8 Vector data formats

Vector data is one of the two primary types of geospatial data (the other one being raster data). In this section we will review what vector data is and go over some common data formats for it.

Points, lines, and polygons

Vector data represents specific features on the Earth’s surface. There are three core types of vector data:

  • Points: each point has a single \(x\),\(y\) location. Examples of data that can be represented as point vector data are sampling locations or animal sightings.

  • Lines: a line is composed of at least two points that are connected. Roads and streams are commonly depicted as line vector data.

  • Polygons: polygons are sets of three or more vertices that are connected and form a closed region. Political boundaries (outlines of countries, states, cities, etc) are examples of polygon vector data.

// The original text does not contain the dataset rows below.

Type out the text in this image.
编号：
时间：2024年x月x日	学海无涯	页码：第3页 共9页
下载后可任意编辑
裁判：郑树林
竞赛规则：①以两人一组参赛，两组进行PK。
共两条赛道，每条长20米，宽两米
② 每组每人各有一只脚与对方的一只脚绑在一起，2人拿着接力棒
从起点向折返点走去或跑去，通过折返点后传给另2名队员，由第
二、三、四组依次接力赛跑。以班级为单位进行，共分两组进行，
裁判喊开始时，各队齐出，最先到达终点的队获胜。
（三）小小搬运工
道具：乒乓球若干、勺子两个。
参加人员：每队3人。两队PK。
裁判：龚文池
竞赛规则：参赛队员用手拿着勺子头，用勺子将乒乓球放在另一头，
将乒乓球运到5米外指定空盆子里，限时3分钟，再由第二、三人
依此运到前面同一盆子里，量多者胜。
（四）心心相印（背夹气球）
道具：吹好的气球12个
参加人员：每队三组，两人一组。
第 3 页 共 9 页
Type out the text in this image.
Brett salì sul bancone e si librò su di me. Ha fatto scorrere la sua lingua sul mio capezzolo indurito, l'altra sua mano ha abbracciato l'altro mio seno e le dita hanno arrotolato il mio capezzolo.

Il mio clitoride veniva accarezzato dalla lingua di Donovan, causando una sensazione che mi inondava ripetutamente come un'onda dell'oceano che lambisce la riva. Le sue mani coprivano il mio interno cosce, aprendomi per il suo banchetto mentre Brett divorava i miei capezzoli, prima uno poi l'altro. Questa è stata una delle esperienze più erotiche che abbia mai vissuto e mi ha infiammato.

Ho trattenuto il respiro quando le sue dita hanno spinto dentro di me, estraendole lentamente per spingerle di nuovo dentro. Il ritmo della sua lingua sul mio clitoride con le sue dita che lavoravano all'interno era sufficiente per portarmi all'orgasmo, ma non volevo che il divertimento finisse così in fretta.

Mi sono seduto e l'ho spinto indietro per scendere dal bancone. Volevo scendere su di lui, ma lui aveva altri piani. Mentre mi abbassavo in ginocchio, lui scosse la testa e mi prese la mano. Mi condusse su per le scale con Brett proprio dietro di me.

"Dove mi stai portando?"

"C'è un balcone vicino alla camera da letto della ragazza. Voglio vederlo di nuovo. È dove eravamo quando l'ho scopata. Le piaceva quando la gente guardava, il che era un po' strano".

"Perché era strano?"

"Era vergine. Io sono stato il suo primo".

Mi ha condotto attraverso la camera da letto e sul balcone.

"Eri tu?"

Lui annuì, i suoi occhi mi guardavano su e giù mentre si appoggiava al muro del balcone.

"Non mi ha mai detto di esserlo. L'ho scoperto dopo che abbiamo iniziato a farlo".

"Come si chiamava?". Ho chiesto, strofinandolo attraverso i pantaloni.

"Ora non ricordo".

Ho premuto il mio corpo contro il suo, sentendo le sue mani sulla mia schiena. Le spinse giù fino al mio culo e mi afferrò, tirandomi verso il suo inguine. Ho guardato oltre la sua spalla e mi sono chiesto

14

Each item in the vector data is usually referred to as a feature. So each point would be a feature, each polygon is a feature, etc.

Image Source: National Ecological Observatory Network (NEON)

Besides points, lines, and polygons, we can also encounter an additional type of vector data:

  • Multipolygons: represent features made up of several polygons. Each polygon can be a separate, disconnected area, but together they form one feature. For example, a country with both mainland and island territories is often represented as a multi-polygon. Multi-polygons are useful for geographic entities that consist of multiple regions but need to be treated as a single unit in analysis.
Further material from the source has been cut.